Ellen Martin, RN, MSN
Ellen is the Director of Performance Improvement at Hospice Austin providing oversight for all aspects of the quality and compliance program. She has been an RN for 30 years, with over 15 years experience in quality improvement in a variety of healthcare settings including hospitals, community mental health, home health, hospice and the TMF Health Quality Institute. She is a Certified Professional in Healthcare Quality, a senior member of the American Society for Quality and a member of the NHPCO’s National Council of Hospice and Palliative Professionals Quality Assessment/Performance Improvement Steering Committee. Ellen is also a nursing doctoral candidate at the University of Texas at Austin.
Carol Spence, PhD
Carol is Vice President, Research and Quality, at NHPCO and is responsible for NHPCO performance measurement development and implementation activities in addition to all other NHPCO research activities. Carol has many years of clinical experience as a hospice nurse. She served on the National Board for Certification of Hospice and Palliative Nurses for six years and is past chair of the Examination Development Committee for the certification examination for advanced practice hospice and palliative nurses. She has experience in research design, plus developing, implementing, and managing field research projects. Carol holds a doctoral degree from the University of Maryland School of Nursing and holds a Master of Science degree in mental health nursing.

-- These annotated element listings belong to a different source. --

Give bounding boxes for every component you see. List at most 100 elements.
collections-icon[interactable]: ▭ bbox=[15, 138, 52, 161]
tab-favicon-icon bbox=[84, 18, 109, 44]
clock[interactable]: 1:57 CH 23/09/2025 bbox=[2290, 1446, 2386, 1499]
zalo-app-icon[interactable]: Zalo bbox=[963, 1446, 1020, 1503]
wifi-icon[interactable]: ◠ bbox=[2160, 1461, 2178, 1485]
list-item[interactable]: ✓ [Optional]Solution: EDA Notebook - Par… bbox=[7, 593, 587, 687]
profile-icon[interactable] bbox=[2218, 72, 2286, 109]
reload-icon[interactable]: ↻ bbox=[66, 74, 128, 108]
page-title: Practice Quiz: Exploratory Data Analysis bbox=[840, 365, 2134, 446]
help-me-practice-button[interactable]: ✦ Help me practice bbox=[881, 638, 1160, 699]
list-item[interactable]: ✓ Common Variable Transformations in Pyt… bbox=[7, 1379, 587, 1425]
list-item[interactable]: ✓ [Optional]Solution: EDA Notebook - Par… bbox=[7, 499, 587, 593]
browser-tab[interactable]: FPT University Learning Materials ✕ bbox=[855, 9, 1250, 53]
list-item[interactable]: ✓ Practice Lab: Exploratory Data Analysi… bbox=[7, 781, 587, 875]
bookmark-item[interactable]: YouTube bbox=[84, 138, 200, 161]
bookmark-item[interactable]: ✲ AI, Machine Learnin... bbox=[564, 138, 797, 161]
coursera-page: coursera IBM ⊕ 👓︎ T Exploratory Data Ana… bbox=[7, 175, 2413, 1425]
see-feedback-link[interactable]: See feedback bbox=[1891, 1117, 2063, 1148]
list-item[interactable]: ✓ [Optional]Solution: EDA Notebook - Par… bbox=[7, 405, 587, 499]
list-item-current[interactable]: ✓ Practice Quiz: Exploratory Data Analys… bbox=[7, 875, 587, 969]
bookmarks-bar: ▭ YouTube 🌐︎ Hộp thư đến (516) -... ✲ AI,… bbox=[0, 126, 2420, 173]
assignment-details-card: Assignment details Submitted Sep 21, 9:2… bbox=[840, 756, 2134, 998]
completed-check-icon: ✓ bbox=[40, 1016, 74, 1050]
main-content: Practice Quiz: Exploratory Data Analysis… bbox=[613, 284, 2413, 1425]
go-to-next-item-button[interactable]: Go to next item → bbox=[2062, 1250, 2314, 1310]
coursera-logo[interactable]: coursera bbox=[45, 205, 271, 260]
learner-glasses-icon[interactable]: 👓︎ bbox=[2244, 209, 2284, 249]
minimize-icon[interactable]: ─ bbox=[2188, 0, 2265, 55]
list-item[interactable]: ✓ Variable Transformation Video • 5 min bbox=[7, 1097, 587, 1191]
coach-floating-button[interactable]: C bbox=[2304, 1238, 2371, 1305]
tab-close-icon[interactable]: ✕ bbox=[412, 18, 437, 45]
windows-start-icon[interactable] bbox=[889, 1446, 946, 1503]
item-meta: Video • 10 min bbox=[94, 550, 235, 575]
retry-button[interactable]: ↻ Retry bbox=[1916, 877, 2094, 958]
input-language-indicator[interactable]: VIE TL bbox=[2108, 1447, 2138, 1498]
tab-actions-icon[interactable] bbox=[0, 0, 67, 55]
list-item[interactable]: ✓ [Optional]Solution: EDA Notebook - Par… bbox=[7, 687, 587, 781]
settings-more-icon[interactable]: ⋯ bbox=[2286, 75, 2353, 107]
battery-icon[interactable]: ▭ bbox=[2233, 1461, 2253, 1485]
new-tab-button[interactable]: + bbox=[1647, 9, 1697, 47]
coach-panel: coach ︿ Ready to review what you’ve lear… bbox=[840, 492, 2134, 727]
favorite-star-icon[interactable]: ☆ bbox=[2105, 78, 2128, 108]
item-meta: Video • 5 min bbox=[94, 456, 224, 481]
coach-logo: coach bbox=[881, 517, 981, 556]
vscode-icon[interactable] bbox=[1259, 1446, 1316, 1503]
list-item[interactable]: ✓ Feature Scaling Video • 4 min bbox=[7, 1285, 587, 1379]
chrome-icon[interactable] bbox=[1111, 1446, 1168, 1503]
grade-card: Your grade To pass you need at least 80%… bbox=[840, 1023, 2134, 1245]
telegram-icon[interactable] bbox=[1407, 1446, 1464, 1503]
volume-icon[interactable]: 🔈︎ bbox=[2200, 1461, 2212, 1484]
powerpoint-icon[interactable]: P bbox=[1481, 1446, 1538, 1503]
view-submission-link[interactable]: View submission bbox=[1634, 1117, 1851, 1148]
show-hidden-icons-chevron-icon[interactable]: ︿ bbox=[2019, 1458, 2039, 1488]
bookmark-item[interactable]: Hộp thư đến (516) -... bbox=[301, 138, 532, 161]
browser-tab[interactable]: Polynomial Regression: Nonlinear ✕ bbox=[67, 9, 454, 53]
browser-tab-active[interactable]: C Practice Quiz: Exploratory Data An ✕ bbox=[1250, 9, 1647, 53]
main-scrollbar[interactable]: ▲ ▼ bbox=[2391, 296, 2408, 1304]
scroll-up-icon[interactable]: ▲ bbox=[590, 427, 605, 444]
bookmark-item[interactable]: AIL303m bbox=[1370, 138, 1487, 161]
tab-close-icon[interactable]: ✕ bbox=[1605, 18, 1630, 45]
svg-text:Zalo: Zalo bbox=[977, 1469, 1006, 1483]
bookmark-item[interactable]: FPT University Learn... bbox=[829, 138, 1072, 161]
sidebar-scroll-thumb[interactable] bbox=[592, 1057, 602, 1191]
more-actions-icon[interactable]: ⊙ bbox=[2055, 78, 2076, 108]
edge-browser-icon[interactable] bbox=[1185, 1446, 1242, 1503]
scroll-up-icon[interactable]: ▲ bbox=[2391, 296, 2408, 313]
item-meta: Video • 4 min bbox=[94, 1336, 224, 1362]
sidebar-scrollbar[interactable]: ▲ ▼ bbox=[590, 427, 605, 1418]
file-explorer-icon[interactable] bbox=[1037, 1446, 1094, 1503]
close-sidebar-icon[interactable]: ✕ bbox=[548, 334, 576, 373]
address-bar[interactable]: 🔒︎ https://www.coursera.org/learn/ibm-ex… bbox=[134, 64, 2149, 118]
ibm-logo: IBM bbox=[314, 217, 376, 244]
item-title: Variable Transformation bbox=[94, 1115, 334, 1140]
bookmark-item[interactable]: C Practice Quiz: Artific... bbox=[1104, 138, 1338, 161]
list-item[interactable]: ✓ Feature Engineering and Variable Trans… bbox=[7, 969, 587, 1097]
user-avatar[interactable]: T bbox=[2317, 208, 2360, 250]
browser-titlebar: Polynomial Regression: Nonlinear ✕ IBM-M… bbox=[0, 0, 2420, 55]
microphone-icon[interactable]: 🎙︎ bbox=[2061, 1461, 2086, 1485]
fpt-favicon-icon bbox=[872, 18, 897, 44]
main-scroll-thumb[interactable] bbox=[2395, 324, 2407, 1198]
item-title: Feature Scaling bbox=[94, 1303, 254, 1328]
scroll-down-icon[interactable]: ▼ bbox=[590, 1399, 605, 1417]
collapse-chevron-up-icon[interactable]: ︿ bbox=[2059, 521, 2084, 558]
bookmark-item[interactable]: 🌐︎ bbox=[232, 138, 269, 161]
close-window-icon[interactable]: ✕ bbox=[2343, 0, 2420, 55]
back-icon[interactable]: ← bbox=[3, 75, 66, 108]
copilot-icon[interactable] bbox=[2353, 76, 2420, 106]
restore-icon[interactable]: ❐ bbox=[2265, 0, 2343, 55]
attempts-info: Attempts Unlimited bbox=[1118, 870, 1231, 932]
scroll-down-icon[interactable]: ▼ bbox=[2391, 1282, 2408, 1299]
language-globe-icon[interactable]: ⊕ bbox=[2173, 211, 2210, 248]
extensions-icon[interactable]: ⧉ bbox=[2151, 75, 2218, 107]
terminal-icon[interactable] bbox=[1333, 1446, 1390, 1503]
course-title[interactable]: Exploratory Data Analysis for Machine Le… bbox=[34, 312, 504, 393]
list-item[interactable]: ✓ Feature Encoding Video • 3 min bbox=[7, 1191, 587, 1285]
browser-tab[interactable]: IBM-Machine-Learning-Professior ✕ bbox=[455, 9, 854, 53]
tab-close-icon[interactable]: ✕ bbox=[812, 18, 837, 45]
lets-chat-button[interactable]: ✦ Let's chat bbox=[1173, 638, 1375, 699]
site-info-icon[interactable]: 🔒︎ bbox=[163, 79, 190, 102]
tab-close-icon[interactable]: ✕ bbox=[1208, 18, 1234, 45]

At the completion of this Webinar, participants will be able to:
- Recognize the differences between measures used for quality improvement and required measures used for accountability;
- Describe the principles for data generation and documentation for quality measures that have standardized specifications;
- Identify the key approaches to involve and engage staff in the implementation process for predetermined measures;
- Identify the tasks related to data extraction for predetermined measures;
- Construct a strategic plan for implementation of predetermined performance measures.